LONDON: UK Defense Minister John Healey suggested on Thursday that Russia was influencing Iran’s use of drone attacks in its war with the United States and Israel.
Healey said Russian President Vladimir Putin’s “hidden hand” may be behind some of the tactics deployed by Tehran in the Middle East conflict, which started when the United States and Israel struck Iran on February 28.
He told reporters that officials were analyzing an Iranian-made drone that hit the UK’s Akrotiri air force base in Cyprus on March 1 “for any evidence of Russian or any other foreign components and parts.”
“We will update you and appropriately publish any findings from that when we’ve got them,” he said during a visit to Britain’s military headquarters in Northwood, near London.
“But I think no one will be surprised to believe that Putin’s hidden hand is behind some of the Iranian tactics, potentially some of their capabilities as well, not least because one world leader that is benefiting from the sky high oil prices at the moment is Putin,” he added.

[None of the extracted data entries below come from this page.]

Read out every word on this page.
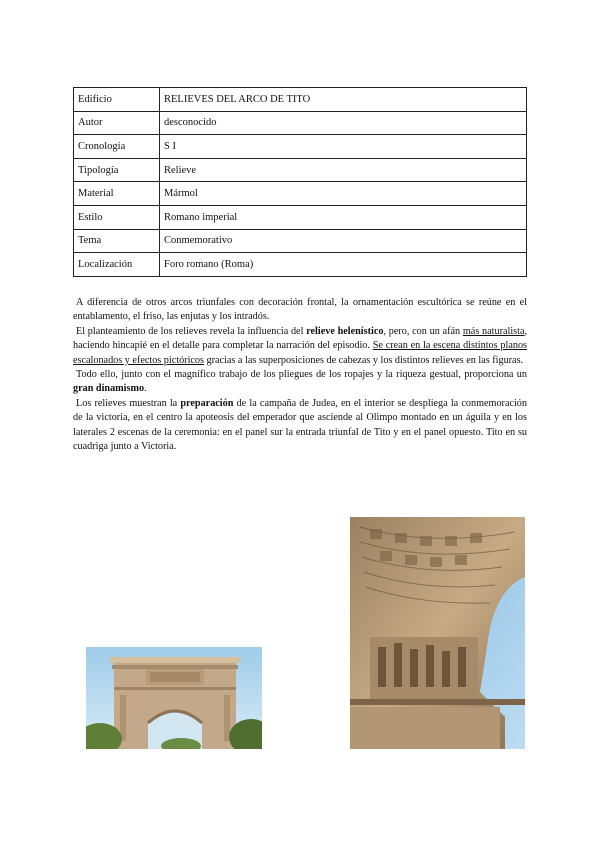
Edificio	RELIEVES DEL ARCO DE TITO
Autor	desconocido
Cronología	S I
Tipología	Relieve
Material	Mármol
Estilo	Romano imperial
Tema	Conmemorativo
Localización	Foro romano (Roma)

A diferencia de otros arcos triunfales con decoración frontal, la ornamentación escultórica se reúne en el entablamento, el friso, las enjutas y los intradós.

El planteamiento de los relieves revela la influencia del relieve helenístico, pero, con un afán más naturalista, haciendo hincapié en el detalle para completar la narración del episodio. Se crean en la escena distintos planos escalonados y efectos pictóricos gracias a las superposiciones de cabezas y los distintos relieves en las figuras.

Todo ello, junto con el magnífico trabajo de los pliegues de los ropajes y la riqueza gestual, proporciona un gran dinamismo.

Los relieves muestran la preparación de la campaña de Judea, en el interior se despliega la conmemoración de la victoria, en el centro la apoteosis del emperador que asciende al Olimpo montado en un águila y en los laterales 2 escenas de la ceremonia: en el panel sur la entrada triunfal de Tito y en el panel opuesto. Tito en su cuadriga junto a Victoria.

Russia is a close ally of Iran, with the two agreeing last year to help each other counter “common threats.”
US President Donald Trump said Saturday he had no indication Russia was supporting Iran in the war, but that if they were, it was not “helping much.”
Nick Perry, the British military’s chief of joint operations, told Healey there were “definitively” signs of a link between Russia and Iran, including Iran’s use of drones “as learned from the Russians.”
No one was injured when the drone hit a hangar at Akrotiri. British warplanes shot down a further two drones heading for the base the same day.
Guy Foden, a brigadier in the British army, briefed Healey that UK troops based at a military base housing international coalition troops in Irbil, Iraq, had helped shoot down two Iranian drones on Wednesday.